The government plan to raise the tax on fuel was met with hostility from the upper-house after being included in the May budget. But, in a workaround, Finance Minister Mathias Cormann announced this week the government would dodge the Senate and use other powers to proceed with the increase despite not having garnered parliamentary support.
Enabling legislation will still need to pass both houses within the next 12 months to ensure the permanence of the tax hike, or the government will refund the revenue to oil companies and importers – a position aimed at tying up Greens support.
Senior tax adviser at the Institute of Public Accountants, Tony Greco, said the government position would “put pressure on the other independents and the greens” to back in the enabling legislation.
The fuel excise will now rise from 38.14 cents per litre to 38.6 cents per litre from November 10 and rise twice yearly with inflation from next February.

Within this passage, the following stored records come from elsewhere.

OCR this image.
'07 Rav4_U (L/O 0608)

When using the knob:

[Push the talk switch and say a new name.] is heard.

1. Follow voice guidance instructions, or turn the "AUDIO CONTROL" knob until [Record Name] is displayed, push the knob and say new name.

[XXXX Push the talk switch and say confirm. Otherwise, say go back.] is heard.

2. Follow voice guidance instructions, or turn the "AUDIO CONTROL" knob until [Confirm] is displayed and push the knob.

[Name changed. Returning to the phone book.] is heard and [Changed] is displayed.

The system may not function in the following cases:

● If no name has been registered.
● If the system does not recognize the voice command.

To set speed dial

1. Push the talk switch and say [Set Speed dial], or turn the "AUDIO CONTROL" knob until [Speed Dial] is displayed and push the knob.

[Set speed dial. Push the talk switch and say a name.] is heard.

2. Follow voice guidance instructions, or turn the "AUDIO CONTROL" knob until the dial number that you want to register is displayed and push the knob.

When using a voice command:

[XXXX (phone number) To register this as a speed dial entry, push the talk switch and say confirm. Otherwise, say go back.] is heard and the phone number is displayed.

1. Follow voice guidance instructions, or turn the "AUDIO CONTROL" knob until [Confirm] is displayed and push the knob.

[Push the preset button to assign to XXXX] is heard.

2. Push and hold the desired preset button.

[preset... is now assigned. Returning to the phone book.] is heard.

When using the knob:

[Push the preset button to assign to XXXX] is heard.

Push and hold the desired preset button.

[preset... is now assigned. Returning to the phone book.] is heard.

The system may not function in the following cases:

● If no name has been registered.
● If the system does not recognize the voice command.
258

Mr Greco said the measure would impact small business operators, particularly those with heavy fuel input costs including tradesmen and home delivery services. He said the cost increases from the measure would inevitably be passed on and this would be particularly so for operators whose margins were already under pressure.
“A small business operator pretty much has to wear it,” he told Dynamic Business. “When your margins are small, you have to assess the impact and it will vary business to business. It just depends on what fuel represents as your total cost structure. Some businesses will be more affected than others. Fuel is a basic ingredient for most goods and services and it filters through indirectly as well.”
Labor has opposed the government plan as a “sneaky tax hike”, while motor-vehicle groups and enthusiasts have criticised the plan to refund the revenue to oil companies if no legislation is passed. Mr Greco said it would be an administrative nightmare to try and return the revenue to consumers.
According to the May budget papers, the reintroduction of twice yearly fuel excise indexation was to raise $4.1bn over four years.